COMMUNITY IMPACT

ECU earns regional Kellogg award for outreach

ECU professor Kerry Littlewood, executive director of the Lucille W. Gorham Intergenerational Community Center, said the university sends students from a number of disciplines to help out in the center. ECU has earned a national award honoring the university’s work with the center. (Photo by Jay Clark, East Carolina University)

East Carolina University is among four universities in the nation to earn a regional award recognizing significant engagement within the community.

The Association of Public and Land-Grant Universities today announced ECU’s selection as the South region winner of the 2012 Outreach Scholarship W.K. Kellogg Foundation Engagement Award, which honors the university’s work with the Lucille W. Gorham Intergenerational Community Center in Greenville.

ECU has been engaged with the center since 2007, when a partnership was established between the university, the City of Greenville, Pitt Community College and a number of additional community partners.

“We are really proud to be recognized for this vital partnership built on the strengths of this cultural rich community using an intergeneration approach,” said Dr.

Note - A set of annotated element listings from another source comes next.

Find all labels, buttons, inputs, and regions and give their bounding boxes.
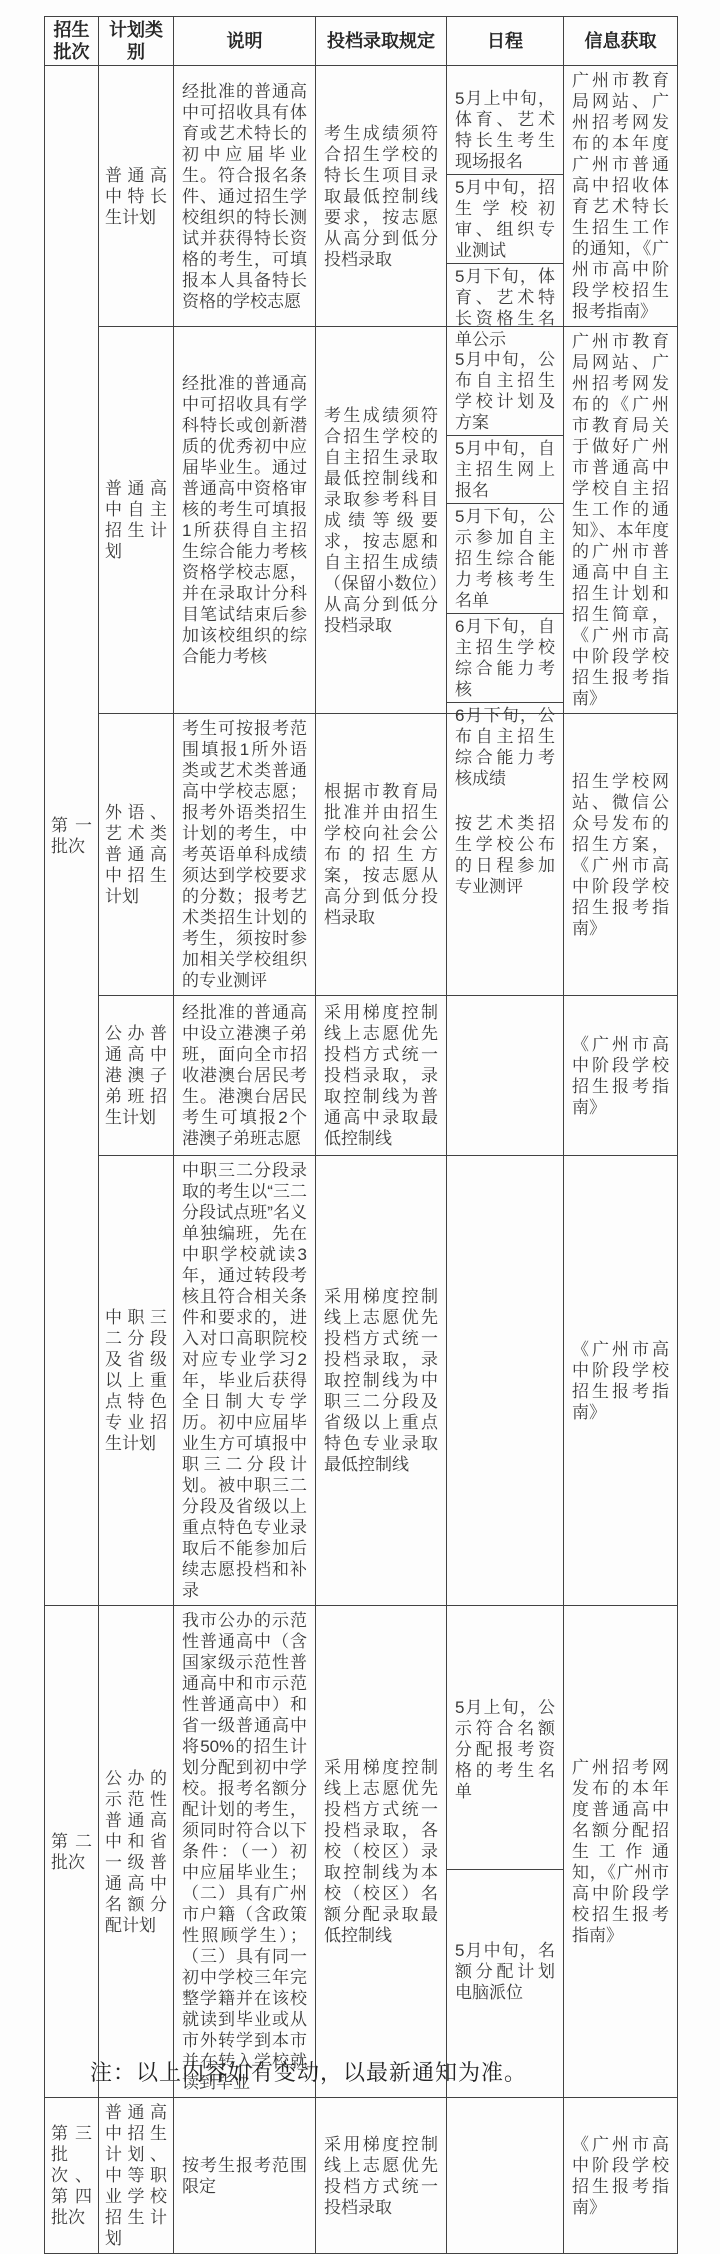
row-7-admission: 采用梯度控制线上志愿优先投档方式统一投档录取 — [316, 2098, 447, 2254]
header-schedule: 日程 — [447, 17, 564, 66]
row-4-category: 公办普通高中港澳子弟班招生计划 — [99, 996, 174, 1156]
header-row: 招生批次 计划类别 说明 投档录取规定 日程 信息获取 — [45, 17, 678, 66]
schedule-item: 5月下旬，公示参加自主招生综合能力考核考生名单 — [447, 504, 563, 614]
batch-3-label: 第三批次、第四批次 — [45, 2098, 99, 2254]
footnote: 注：以上内容如有变动，以最新通知为准。 — [90, 2058, 527, 2088]
schedule-item: 5月中旬，自主招生网上报名 — [447, 436, 563, 504]
schedule-item-text: 5月中旬，招生学校初审、组织专业测试 — [455, 177, 555, 261]
row-5-category: 中职三二分段及省级以上重点特色专业招生计划 — [99, 1156, 174, 1606]
row-5-schedule — [447, 1156, 564, 1606]
row-2-schedule: 5月中旬，公布自主招生学校计划及方案 5月中旬，自主招生网上报名 5月下旬，公示… — [447, 327, 564, 714]
row-1-schedule: 5月上中旬，体育、艺术特长生考生现场报名 5月中旬，招生学校初审、组织专业测试 … — [447, 66, 564, 327]
header-admission-rules: 投档录取规定 — [316, 17, 447, 66]
row-1-category: 普通高中特长生计划 — [99, 66, 174, 327]
row-1-description: 经批准的普通高中可招收具有体育或艺术特长的初中应届毕业生。符合报名条件、通过招生… — [174, 66, 316, 327]
header-info-access: 信息获取 — [564, 17, 678, 66]
schedule-item: 5月上旬，公示符合名额分配报考资格的考生名单 — [447, 1630, 563, 1870]
row-2-category: 普通高中自主招生计划 — [99, 327, 174, 714]
row-5-info: 《广州市高中阶段学校招生报考指南》 — [564, 1156, 678, 1606]
row-2-description: 经批准的普通高中可招收具有学科特长或创新潜质的优秀初中应届毕业生。通过普通高中资… — [174, 327, 316, 714]
header-batch: 招生批次 — [45, 17, 99, 66]
table-row: 外语、艺术类普通高中招生计划 考生可按报考范围填报1所外语类或艺术类普通高中学校… — [45, 714, 678, 996]
row-7-category: 普通高中招生计划、中等职业学校招生计划 — [99, 2098, 174, 2254]
row-2-admission: 考生成绩须符合招生学校的自主招生录取最低控制线和录取参考科目成绩等级要求，按志愿… — [316, 327, 447, 714]
schedule-item-text: 5月上旬，公示符合名额分配报考资格的考生名单 — [455, 1697, 555, 1802]
table-row: 第三批次、第四批次 普通高中招生计划、中等职业学校招生计划 按考生报考范围限定 … — [45, 2098, 678, 2254]
row-3-info: 招生学校网站、微信公众号发布的招生方案，《广州市高中阶段学校招生报考指南》 — [564, 714, 678, 996]
table-row: 第一批次 普通高中特长生计划 经批准的普通高中可招收具有体育或艺术特长的初中应届… — [45, 66, 678, 327]
table-row: 普通高中自主招生计划 经批准的普通高中可招收具有学科特长或创新潜质的优秀初中应届… — [45, 327, 678, 714]
row-7-schedule — [447, 2098, 564, 2254]
row-4-schedule — [447, 996, 564, 1156]
schedule-item-text: 5月中旬，公布自主招生学校计划及方案 — [455, 349, 555, 433]
header-category: 计划类别 — [99, 17, 174, 66]
row-5-description: 中职三二分段录取的考生以“三二分段试点班”名义单独编班，先在中职学校就读3年，通… — [174, 1156, 316, 1606]
schedule-item: 6月下旬，公布自主招生综合能力考核成绩 — [447, 703, 563, 791]
admission-document: 招生批次 计划类别 说明 投档录取规定 日程 信息获取 第一批次 普通高中特长生… — [44, 16, 677, 2254]
row-3-description: 考生可按报考范围填报1所外语类或艺术类普通高中学校志愿；报考外语类招生计划的考生… — [174, 714, 316, 996]
schedule-item-text: 5月上中旬，体育、艺术特长生考生现场报名 — [455, 88, 555, 172]
schedule-item-text: 5月下旬，体育、艺术特长资格生名单公示 — [455, 266, 555, 350]
row-2-info: 广州市教育局网站、广州招考网发布的《广州市教育局关于做好广州市普通高中学校自主招… — [564, 327, 678, 714]
admission-batches-table: 招生批次 计划类别 说明 投档录取规定 日程 信息获取 第一批次 普通高中特长生… — [44, 16, 678, 2254]
row-6-category: 公办的示范性普通高中和省一级普通高中名额分配计划 — [99, 1606, 174, 2098]
table-row: 第二批次 公办的示范性普通高中和省一级普通高中名额分配计划 我市公办的示范性普通… — [45, 1606, 678, 2098]
row-7-info: 《广州市高中阶段学校招生报考指南》 — [564, 2098, 678, 2254]
header-description: 说明 — [174, 17, 316, 66]
batch-2-label: 第二批次 — [45, 1606, 99, 2098]
row-3-category: 外语、艺术类普通高中招生计划 — [99, 714, 174, 996]
row-4-description: 经批准的普通高中设立港澳子弟班，面向全市招收港澳台居民考生。港澳台居民考生可填报… — [174, 996, 316, 1156]
schedule-item-text: 6月下旬，公布自主招生综合能力考核成绩 — [455, 705, 555, 789]
row-3-admission: 根据市教育局批准并由招生学校向社会公布的招生方案，按志愿从高分到低分投档录取 — [316, 714, 447, 996]
table-row: 公办普通高中港澳子弟班招生计划 经批准的普通高中设立港澳子弟班，面向全市招收港澳… — [45, 996, 678, 1156]
page: { "note": "注：以上内容如有变动，以最新通知为准。", "table"… — [0, 0, 720, 2111]
row-6-info: 广州招考网发布的本年度普通高中名额分配招生工作通知，《广州市高中阶段学校招生报考… — [564, 1606, 678, 2098]
row-5-admission: 采用梯度控制线上志愿优先投档方式统一投档录取，录取控制线为中职三二分段及省级以上… — [316, 1156, 447, 1606]
schedule-item: 5月中旬，名额分配计划电脑派位 — [447, 1870, 563, 2073]
row-6-schedule: 5月上旬，公示符合名额分配报考资格的考生名单 5月中旬，名额分配计划电脑派位 — [447, 1606, 564, 2098]
schedule-item-text: 5月中旬，自主招生网上报名 — [455, 438, 555, 501]
schedule-item-text: 5月下旬，公示参加自主招生综合能力考核考生名单 — [455, 506, 555, 611]
schedule-item: 6月下旬，自主招生学校综合能力考核 — [447, 614, 563, 703]
row-1-admission: 考生成绩须符合招生学校的特长生项目录取最低控制线要求，按志愿从高分到低分投档录取 — [316, 66, 447, 327]
schedule-item: 5月中旬，招生学校初审、组织专业测试 — [447, 175, 563, 264]
row-6-description: 我市公办的示范性普通高中（含国家级示范性普通高中和市示范性普通高中）和省一级普通… — [174, 1606, 316, 2098]
schedule-item-text: 5月中旬，名额分配计划电脑派位 — [455, 1940, 555, 2003]
schedule-item: 5月上中旬，体育、艺术特长生考生现场报名 — [447, 86, 563, 175]
schedule-item: 5月下旬，体育、艺术特长资格生名单公示 — [447, 264, 563, 352]
row-6-admission: 采用梯度控制线上志愿优先投档方式统一投档录取，各校（校区）录取控制线为本校（校区… — [316, 1606, 447, 2098]
row-4-info: 《广州市高中阶段学校招生报考指南》 — [564, 996, 678, 1156]
row-4-admission: 采用梯度控制线上志愿优先投档方式统一投档录取，录取控制线为普通高中录取最低控制线 — [316, 996, 447, 1156]
batch-1-label: 第一批次 — [45, 66, 99, 1606]
row-7-description: 按考生报考范围限定 — [174, 2098, 316, 2254]
row-1-info: 广州市教育局网站、广州招考网发布的本年度广州市普通高中招收体育艺术特长生招生工作… — [564, 66, 678, 327]
schedule-item-text: 6月下旬，自主招生学校综合能力考核 — [455, 616, 555, 700]
schedule-item: 5月中旬，公布自主招生学校计划及方案 — [447, 347, 563, 436]
table-row: 中职三二分段及省级以上重点特色专业招生计划 中职三二分段录取的考生以“三二分段试… — [45, 1156, 678, 1606]
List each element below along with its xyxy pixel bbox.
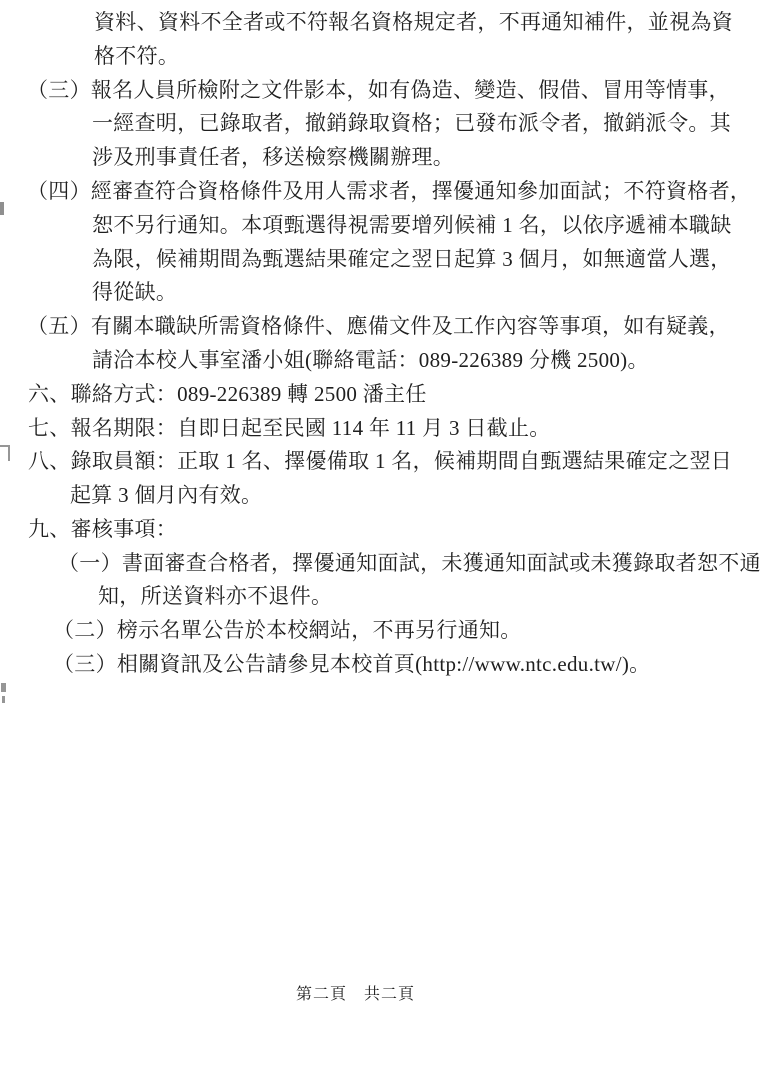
- body-line-09: 得從缺。: [92, 280, 177, 304]
- body-line-06-item-4: （四）經審查符合資格條件及用人需求者，擇優通知參加面試；不符資格者，: [27, 179, 751, 203]
- body-line-16-item-9: 九、審核事項：: [28, 517, 177, 541]
- body-line-18: 知，所送資料亦不退件。: [98, 584, 332, 608]
- scan-artifact-middle: [0, 445, 10, 461]
- body-line-15: 起算 3 個月內有效。: [70, 483, 262, 507]
- body-line-17-subitem-1: （一）書面審查合格者，擇優通知面試，未獲通知面試或未獲錄取者恕不通: [58, 551, 761, 575]
- body-line-14-item-8: 八、錄取員額：正取 1 名、擇優備取 1 名，候補期間自甄選結果確定之翌日: [28, 449, 732, 473]
- scan-artifact-bottom: [1, 683, 6, 692]
- body-line-13-item-7: 七、報名期限：自即日起至民國 114 年 11 月 3 日截止。: [28, 416, 551, 440]
- body-line-04: 一經查明，已錄取者，撤銷錄取資格；已發布派令者，撤銷派令。其: [92, 111, 731, 135]
- body-line-12-item-6: 六、聯絡方式：089-226389 轉 2500 潘主任: [28, 382, 427, 406]
- page-number-footer: 第二頁 共二頁: [296, 981, 415, 1004]
- body-line-02: 格不符。: [94, 44, 179, 68]
- body-line-10-item-5: （五）有關本職缺所需資格條件、應備文件及工作內容等事項，如有疑義，: [27, 314, 730, 338]
- body-line-01: 資料、資料不全者或不符報名資格規定者，不再通知補件，並視為資: [94, 10, 733, 34]
- body-line-19-subitem-2: （二）榜示名單公告於本校網站，不再另行通知。: [53, 618, 522, 642]
- body-line-11: 請洽本校人事室潘小姐(聯絡電話：089-226389 分機 2500)。: [92, 348, 649, 372]
- body-line-05: 涉及刑事責任者，移送檢察機關辦理。: [92, 145, 454, 169]
- body-line-08: 為限，候補期間為甄選結果確定之翌日起算 3 個月，如無適當人選，: [92, 247, 732, 271]
- body-line-07: 恕不另行通知。本項甄選得視需要增列候補 1 名，以依序遞補本職缺: [92, 213, 732, 237]
- scanned-document-page: 資料、資料不全者或不符報名資格規定者，不再通知補件，並視為資 格不符。 （三）報…: [0, 0, 762, 1068]
- scan-artifact-top: [0, 202, 4, 215]
- body-line-20-subitem-3: （三）相關資訊及公告請參見本校首頁(http://www.ntc.edu.tw/…: [53, 652, 650, 676]
- body-line-03-item-3: （三）報名人員所檢附之文件影本，如有偽造、變造、假借、冒用等情事，: [27, 78, 730, 102]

Kerry Littlewood, executive director of the Lucille W. Gorham Intergenerational Community Center and ECU assistant professor of social work.

The award, with support from the W.K. Kellogg Foundation, recognizes four-year public universities that have become deeply involved in their communities.

ECU students and faculty members from social work, nutrition, public health, criminal justice, business and medicine regularly volunteer at the Gorham center. As part of class projects and field placements, about 50 social work students are there each year, Littlewood said.

“It is a site that brings together a lot of different disciplines at ECU to get them involved with the community,” said Littlewood, adding the School of Social Work and College of Human Ecology support daily operations at the center.

Partners – including ECU interns – work to promote independence and self-sufficiency for Pitt County residents through assistance and education on issues on health services, legal problems, social services, and resume development. Projects aim to enrich living and social conditions, increase economic development and educational opportunities, provide outreach networks and stimulate health awareness.

The center offers youth apprentice, job readiness and tutoring programs, mentorships between elderly women and young pregnant women, and seminars on health, financial wellness and home ownership. A large community garden at the center provides fresh produce and a living lesson for children’s applied math and science programs.

“The Intergenerational Community Center has become a model for engaging university students and faculty in two-way partnerships with the community, so that knowledge is mutually shared to the benefit of all partners,” said Dr. Judy A. Siguaw, dean of ECU’s College of Human Ecology. “This award broadens awareness of the great work occurring at the center and will help garner even more widespread support.”

More than 16,000 people have visited the center since it opened in the former St. Gabriel’s Catholic Church on West Fifth Street.

ECU will receive $6,000 for the region award and will move on to compete this fall among four finalists for the C. Peter Magrath University Community Engagement Award, which is given annually by the Association of Public and Land-Grant Universities.

Winners come from four regions: South, North Central, West and the 1890 university community.

North Carolina A&T State University in partnership with North Carolina State University earned the 1890 university community award for efforts in building a sustainable local food economy while protecting fish and waterways from hog containment facility spills. Miami University and Colorado State were the other regional winners.